Issue 18 – Spring 2010 – Lisa Fishman

Lisa Fishman

 

From Current

Questions about snakes were you dreaming

the night-flecked grass and the snake

under the line, under the sheets hung on the line

Were you in the grass barefoot in the night between

one tree

said nothing

heard

A cloud fell down

on the roof of the barn

Was it very many

days like that

Volcano made 2 boys

pour vinegar over baking soda

every time it was summer and when it was other

flew away

______________________________________

Here yellow mouse

I have a black hat

and the hoop was gold, being pushed with a stick by a girl

through a sunfield on the eyelids in a moving train

Oh my dress

is not my dress

I like your song

I am stung

by a yellow jacket in the Chevrolet

and wish you were

my one true love

I have a friend

the Tilt-a-Whirl

in Orfordville, said Bobby Ross

at the beauty shop—he has three hands

for braiding hair in seven strands; will take two months

to sculpt a ship on someone’s head

Here 11

kinds of kale

have insect lace around the edges

The darkest green becomes you

house in the forest, cat on the counter

______________________________________

Insects are in sections, noticed Aristotle

A worm came out of the table made of apple wood, wrote Thoreau

 

Too much grass in my eye to see well—there go the lanterns
you can take apart

Relation of part to whole makes the in-sect body and its name

Dear Freund
don’t know about the Sandman or the miniature drummer
but is a “round chisel” really a “gouge”

These are pears, said Augustine, that were not mine
nor the ribbon Rousseau’s

Our dog Pearl
ate the flesh off a pig’s skull 
in the whitening sun

You were saying, knives and grass?
A tree was felled at a slight angle 
(held at one end by its own branches), and the hewer walked first up
                                                                         and down . . .
The same axe was used for both scoring and hewing! 
This process seems difficult but it was fast.

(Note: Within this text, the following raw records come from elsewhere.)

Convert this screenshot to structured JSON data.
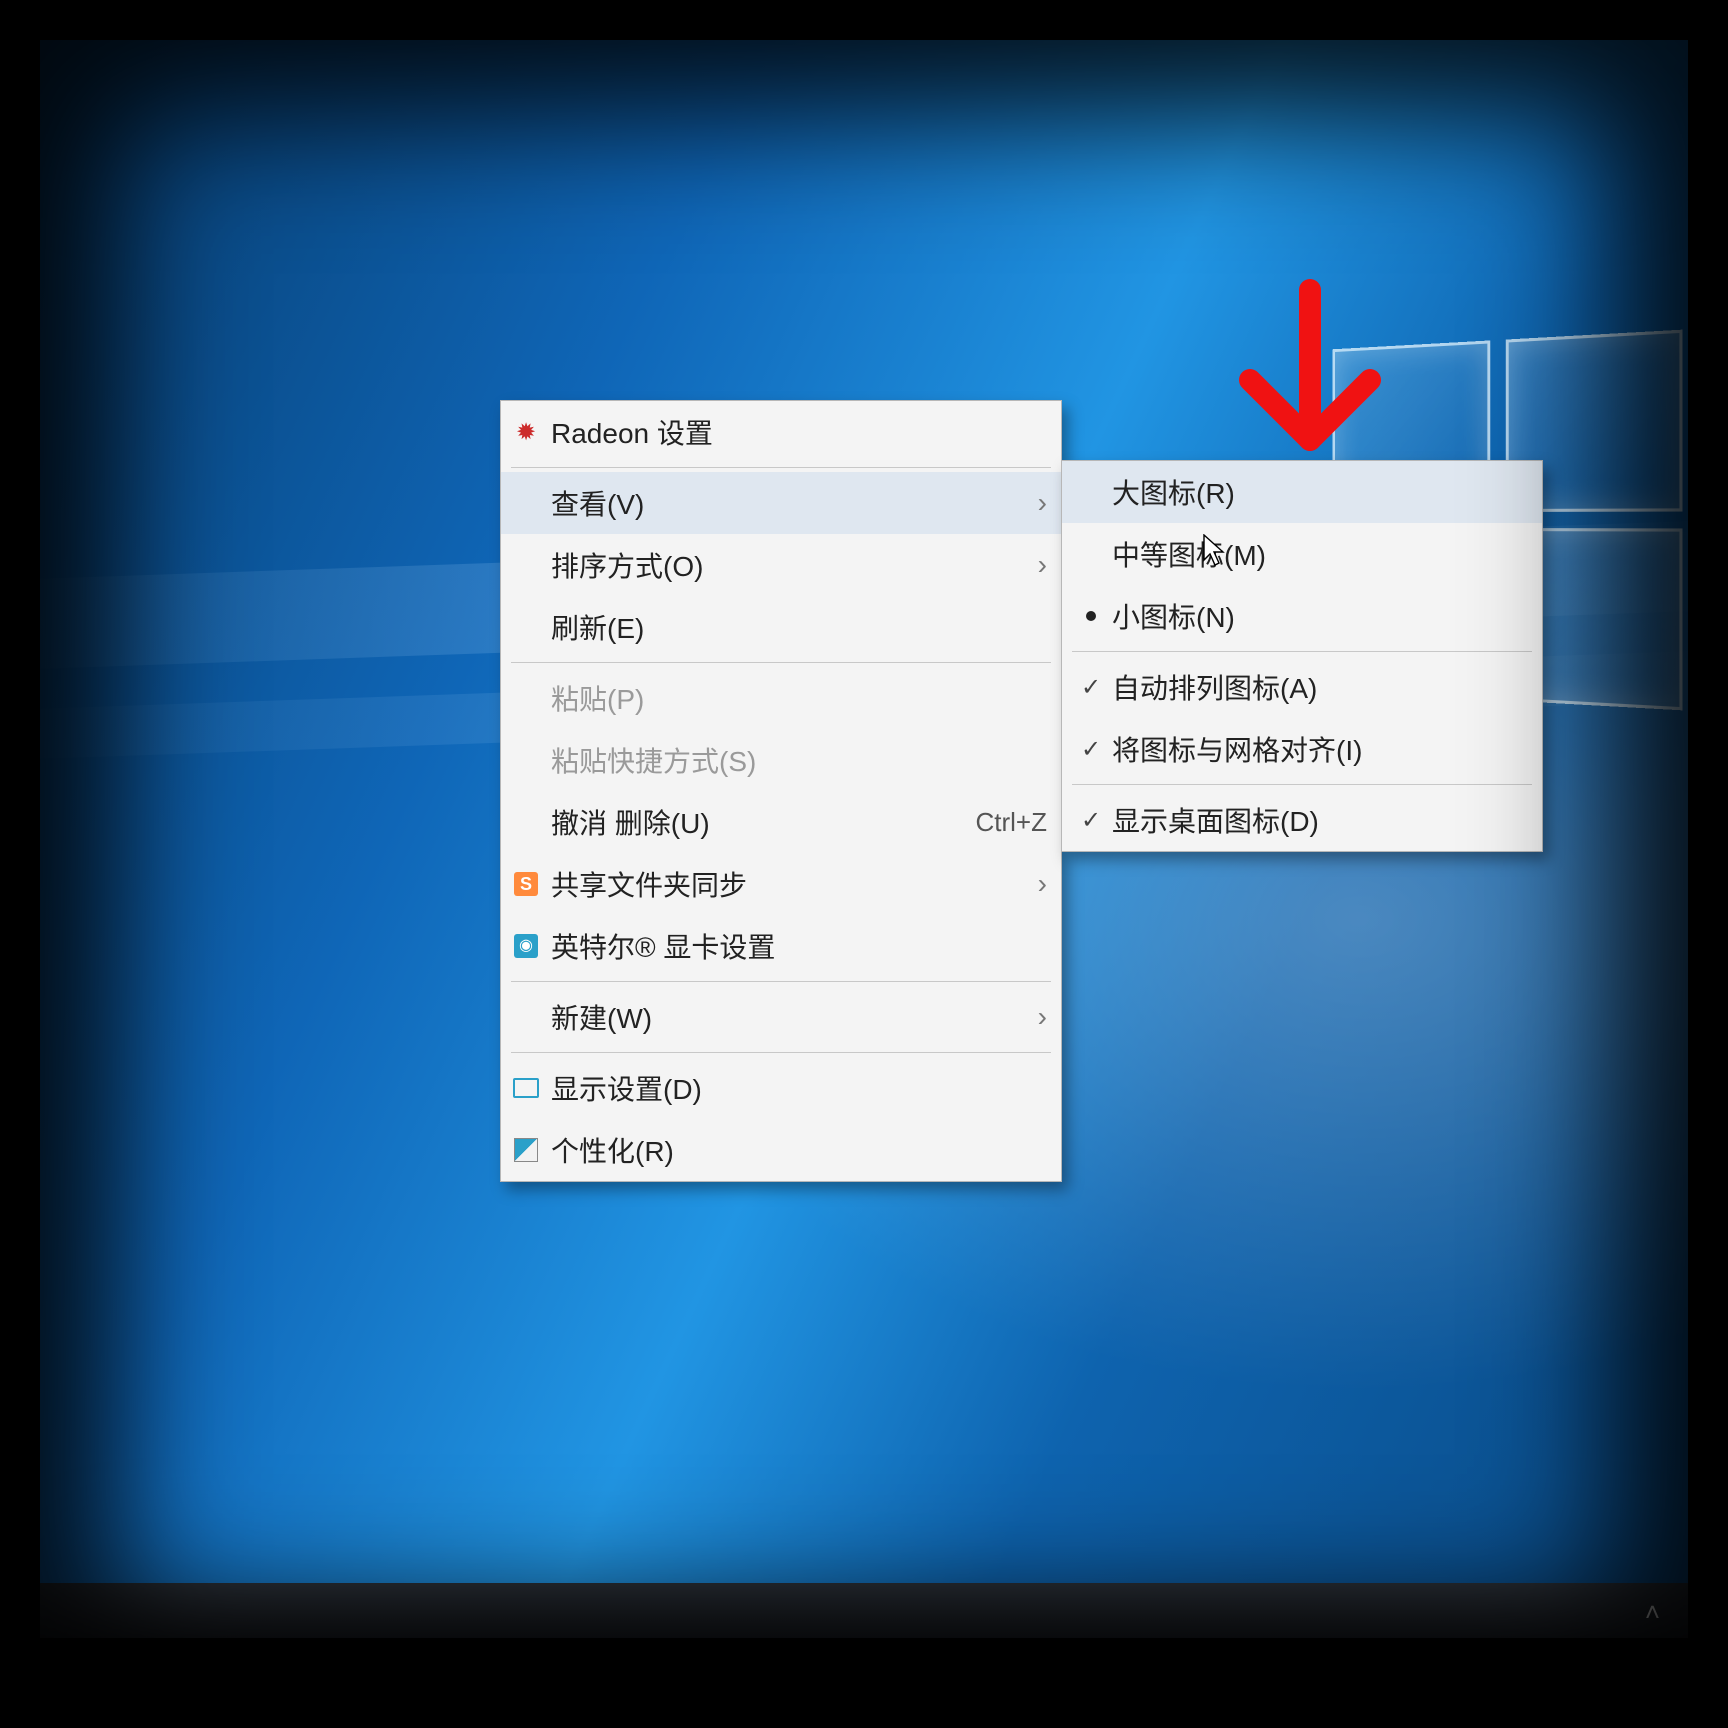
{
  "contextMenu": {
    "radeon": "Radeon 设置",
    "view": "查看(V)",
    "sort": "排序方式(O)",
    "refresh": "刷新(E)",
    "paste": "粘贴(P)",
    "pasteShortcut": "粘贴快捷方式(S)",
    "undoDelete": "撤消 删除(U)",
    "undoDeleteKey": "Ctrl+Z",
    "shareSync": "共享文件夹同步",
    "intel": "英特尔® 显卡设置",
    "new": "新建(W)",
    "displaySettings": "显示设置(D)",
    "personalize": "个性化(R)"
  },
  "viewSubmenu": {
    "largeIcons": "大图标(R)",
    "mediumIcons": "中等图标(M)",
    "smallIcons": "小图标(N)",
    "autoArrange": "自动排列图标(A)",
    "alignGrid": "将图标与网格对齐(I)",
    "showDesktop": "显示桌面图标(D)"
  },
  "arrowGlyph": "›"
}
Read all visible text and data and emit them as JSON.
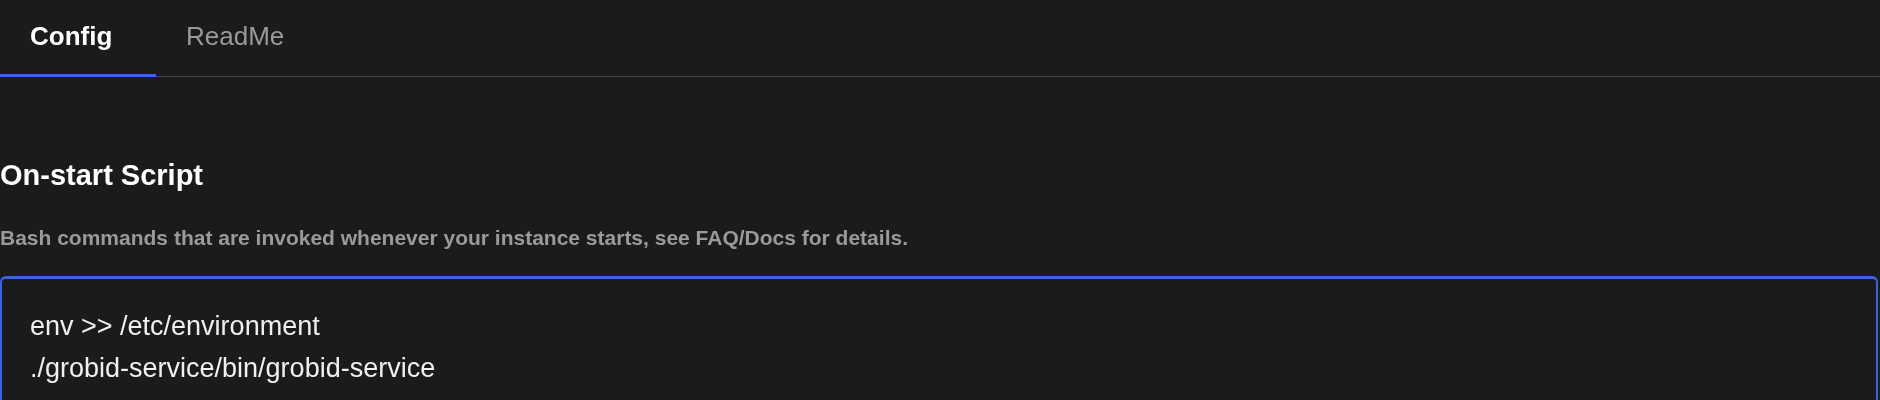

Also, there is E. W. asking of stars, some open shirts
at the market, speaking of bones, and the radish man’s 
vegetable form of the rose

______________________________________

Fastening

the wind to the shape of the wind

the wind to the turn of the wind

the corn grows in corners, in squares

the roads too

In a fell swoop the school came down

the mind at fault, the bricks

could be pictured there

Had been looking around in the time

around the time, may want to say chime

or the name of the cat’s Tom Horne In the Chanterelles

the fluted mushrooms—nothing known

to be that orange

Often in love

with two or more guests in attendance,

the field has a particular, imaginary charge

my dear

The foxtail by the road resembles foxes’ tails specifically but briefly

in a light also fox-colored, didn’t mean

to write it down

______________________________________

There were a few sentences but they did not cross

your mind at the base of your spine

They floated by

the bus you carried to the airport

& walked away, carrying only

your face in their hands

It had been gently removed

At the start of summer

dark comes from the ground and wettens

the air so socks don’t dry where they fell from the line

in the general lack of clarity about the sun’s force

at the end of the day

There are a few sentences waiting around

the path from garden to house in a small town entirely

lit up by the glowing rear-ends of fireflies, and in the category

of that which illuminates number also desire, the anti-shadow

falling simply across

 

 

Lisa Fishman is the author most recently of The Happiness Experiment and has two new collections forthcoming: Current (Free Verse Editions) and Flower Cart (Ahsahta). She also has two chapbooks newly or soon available: Lining (Boxwood Editions) and at the same time as scattering (Albion Books). She lives with her family in Madison and Orfordville, Wisconsin and directs the poetry program at Columbia College Chicago.